Wymontowana tulejka wydaje mi się w dodatku stalowa - czy to oryginalne rozwiązanie? Trochę mnie to dziwi.
Widziałem na forum informacje, że Świątek w tym miejscu proponuje lożyskowanie igiełkowe, ale chyba się na to nie zdecyduję.

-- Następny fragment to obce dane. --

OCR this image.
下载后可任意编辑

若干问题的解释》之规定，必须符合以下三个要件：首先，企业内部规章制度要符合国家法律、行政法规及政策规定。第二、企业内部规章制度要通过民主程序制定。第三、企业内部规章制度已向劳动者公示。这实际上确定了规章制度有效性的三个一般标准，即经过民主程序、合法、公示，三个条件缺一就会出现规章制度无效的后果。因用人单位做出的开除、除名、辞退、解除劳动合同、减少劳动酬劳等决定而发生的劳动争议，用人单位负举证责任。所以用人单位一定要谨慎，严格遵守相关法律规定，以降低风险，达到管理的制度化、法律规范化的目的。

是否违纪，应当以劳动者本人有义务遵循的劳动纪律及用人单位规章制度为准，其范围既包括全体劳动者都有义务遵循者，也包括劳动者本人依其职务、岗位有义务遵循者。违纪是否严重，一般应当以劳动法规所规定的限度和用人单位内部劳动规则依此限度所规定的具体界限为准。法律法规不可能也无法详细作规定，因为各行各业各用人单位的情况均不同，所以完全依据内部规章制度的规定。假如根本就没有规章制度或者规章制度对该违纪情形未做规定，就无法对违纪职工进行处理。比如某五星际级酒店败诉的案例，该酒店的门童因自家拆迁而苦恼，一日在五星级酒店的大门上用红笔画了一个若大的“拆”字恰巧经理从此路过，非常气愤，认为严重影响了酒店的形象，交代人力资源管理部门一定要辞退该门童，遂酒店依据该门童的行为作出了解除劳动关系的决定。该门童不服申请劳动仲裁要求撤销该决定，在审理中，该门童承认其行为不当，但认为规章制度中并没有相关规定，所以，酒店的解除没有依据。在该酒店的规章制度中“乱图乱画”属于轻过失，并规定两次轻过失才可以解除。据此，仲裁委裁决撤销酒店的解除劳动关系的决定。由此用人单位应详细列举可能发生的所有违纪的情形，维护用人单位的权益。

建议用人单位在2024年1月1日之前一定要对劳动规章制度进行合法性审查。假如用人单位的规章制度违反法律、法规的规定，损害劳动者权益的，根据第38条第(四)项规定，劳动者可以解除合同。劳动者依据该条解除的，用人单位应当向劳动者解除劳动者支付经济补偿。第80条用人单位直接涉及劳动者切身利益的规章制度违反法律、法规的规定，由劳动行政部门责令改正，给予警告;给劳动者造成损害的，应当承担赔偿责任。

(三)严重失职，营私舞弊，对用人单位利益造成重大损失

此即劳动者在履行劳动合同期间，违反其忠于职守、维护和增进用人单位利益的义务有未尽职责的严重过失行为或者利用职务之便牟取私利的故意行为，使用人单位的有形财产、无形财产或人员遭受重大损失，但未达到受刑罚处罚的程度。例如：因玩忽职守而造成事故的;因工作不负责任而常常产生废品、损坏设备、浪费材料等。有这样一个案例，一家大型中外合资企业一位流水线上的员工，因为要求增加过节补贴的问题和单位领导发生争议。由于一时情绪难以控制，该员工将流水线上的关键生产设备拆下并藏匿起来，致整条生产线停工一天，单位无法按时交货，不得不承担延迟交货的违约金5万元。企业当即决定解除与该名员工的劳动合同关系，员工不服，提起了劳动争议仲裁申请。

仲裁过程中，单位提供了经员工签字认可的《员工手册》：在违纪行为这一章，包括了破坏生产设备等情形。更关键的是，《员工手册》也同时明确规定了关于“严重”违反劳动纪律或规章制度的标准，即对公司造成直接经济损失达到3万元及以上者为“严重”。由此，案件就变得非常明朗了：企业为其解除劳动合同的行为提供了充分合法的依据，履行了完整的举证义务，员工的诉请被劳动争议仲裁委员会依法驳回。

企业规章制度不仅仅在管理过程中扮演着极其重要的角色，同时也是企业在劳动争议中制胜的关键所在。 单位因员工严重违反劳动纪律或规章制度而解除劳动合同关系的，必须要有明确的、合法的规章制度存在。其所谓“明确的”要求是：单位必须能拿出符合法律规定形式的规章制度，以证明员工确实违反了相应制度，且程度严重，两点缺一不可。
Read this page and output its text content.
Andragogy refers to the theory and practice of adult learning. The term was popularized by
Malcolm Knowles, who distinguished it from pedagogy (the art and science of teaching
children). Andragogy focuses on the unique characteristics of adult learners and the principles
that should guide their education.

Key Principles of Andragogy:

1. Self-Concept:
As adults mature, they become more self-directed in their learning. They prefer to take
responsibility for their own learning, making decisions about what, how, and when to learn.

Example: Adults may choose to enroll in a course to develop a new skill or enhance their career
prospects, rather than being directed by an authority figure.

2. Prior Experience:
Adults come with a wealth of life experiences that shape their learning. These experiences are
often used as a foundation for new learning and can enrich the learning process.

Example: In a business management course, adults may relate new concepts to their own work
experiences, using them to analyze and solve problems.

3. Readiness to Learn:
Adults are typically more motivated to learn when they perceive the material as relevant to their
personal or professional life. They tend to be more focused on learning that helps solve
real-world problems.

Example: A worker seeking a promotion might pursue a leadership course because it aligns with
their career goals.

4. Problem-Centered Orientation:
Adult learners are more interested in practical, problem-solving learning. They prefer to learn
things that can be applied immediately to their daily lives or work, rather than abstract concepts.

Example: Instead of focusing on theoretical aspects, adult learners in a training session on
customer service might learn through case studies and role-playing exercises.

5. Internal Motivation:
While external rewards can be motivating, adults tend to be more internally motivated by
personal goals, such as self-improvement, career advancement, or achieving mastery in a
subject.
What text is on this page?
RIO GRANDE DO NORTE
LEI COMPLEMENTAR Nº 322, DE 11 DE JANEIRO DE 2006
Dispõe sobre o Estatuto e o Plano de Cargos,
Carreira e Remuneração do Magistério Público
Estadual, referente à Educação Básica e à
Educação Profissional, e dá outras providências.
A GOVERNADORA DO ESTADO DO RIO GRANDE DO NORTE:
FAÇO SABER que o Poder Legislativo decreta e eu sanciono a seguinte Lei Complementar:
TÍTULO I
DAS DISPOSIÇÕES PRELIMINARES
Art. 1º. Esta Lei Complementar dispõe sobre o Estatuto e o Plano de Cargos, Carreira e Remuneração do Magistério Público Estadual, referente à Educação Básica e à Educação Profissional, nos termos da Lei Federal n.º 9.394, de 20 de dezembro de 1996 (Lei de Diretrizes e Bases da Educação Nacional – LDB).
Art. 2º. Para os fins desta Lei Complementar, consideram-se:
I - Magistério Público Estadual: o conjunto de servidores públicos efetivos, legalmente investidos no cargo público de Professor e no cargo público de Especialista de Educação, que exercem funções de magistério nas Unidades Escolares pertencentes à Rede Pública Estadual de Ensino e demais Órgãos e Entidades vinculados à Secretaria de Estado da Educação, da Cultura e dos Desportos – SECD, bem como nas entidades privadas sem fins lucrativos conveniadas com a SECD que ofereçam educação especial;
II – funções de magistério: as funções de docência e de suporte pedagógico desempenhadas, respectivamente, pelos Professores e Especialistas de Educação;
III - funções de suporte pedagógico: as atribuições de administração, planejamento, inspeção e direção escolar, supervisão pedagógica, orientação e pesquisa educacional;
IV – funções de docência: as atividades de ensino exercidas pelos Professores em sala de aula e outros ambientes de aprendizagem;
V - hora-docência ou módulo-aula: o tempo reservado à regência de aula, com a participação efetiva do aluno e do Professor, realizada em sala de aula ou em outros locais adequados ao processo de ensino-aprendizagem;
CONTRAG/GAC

Czy możecie podpowiedzieć jak rozwiązać to miejsce w wersji ślizgowej - materiał tulejki + luz montażowy ?
Pozdrowienia |
|
Powrót do góry |
|
|
tadzioh
Dołączył: 28 Lip 2011 Posty: 737 Przeczytał: 0 tematów
Ostrzeżeń: 0/3 Skąd: Budy Stryjewskie okolice Łasku
|
Wysłany: Nie 1:41, 25 Lis 2012 Temat postu: |
|
|
słabo szukałeś jeśli nie znalazłeś, ale po kolei
1. luz wg instrukcji od 8 do 11 setnych
2. luz w tulejce wałka rozrządu nie ma nic wspólnego z ciśnieniem oleju, nie licząc napędu pompy z wałka, tulei jest smarowana opadowo przez kieszonkę w której zbiera się olej z rozbryzgu i kanalikiem spływa do tulei
3. w nowszych silnikach stosowano tulei żeliwną
4. ja tulei dorabiam z brązu B 101
5. za ciasno bym nie robił słabe smarowanie, nie zapominaj że ostateczna obróbka w bloku bo jak sobie wytoczysz i wciśniesz to niespodzianka gwarantowana, powodzenia |
|
Powrót do góry |
|
|
bogres
Dołączył: 27 Paź 2011 Posty: 10 Przeczytał: 0 tematów
Ostrzeżeń: 0/3 Skąd: Zduńska Wola
|
Wysłany: Nie 2:36, 25 Lis 2012 Temat postu: |
|
|
słabo szukałem? to jak to znależć? słowa kluczowe mi nie pomogły
A do rzeczy...
Człowiek całe życie się uczy i ... głupi umiera
Polazłem do silnika, cienki drut, trochę cierpliwości ... i wylot otworu z panewki znalazłem nad prowadzeniem jednego z popychaczy zaworowych.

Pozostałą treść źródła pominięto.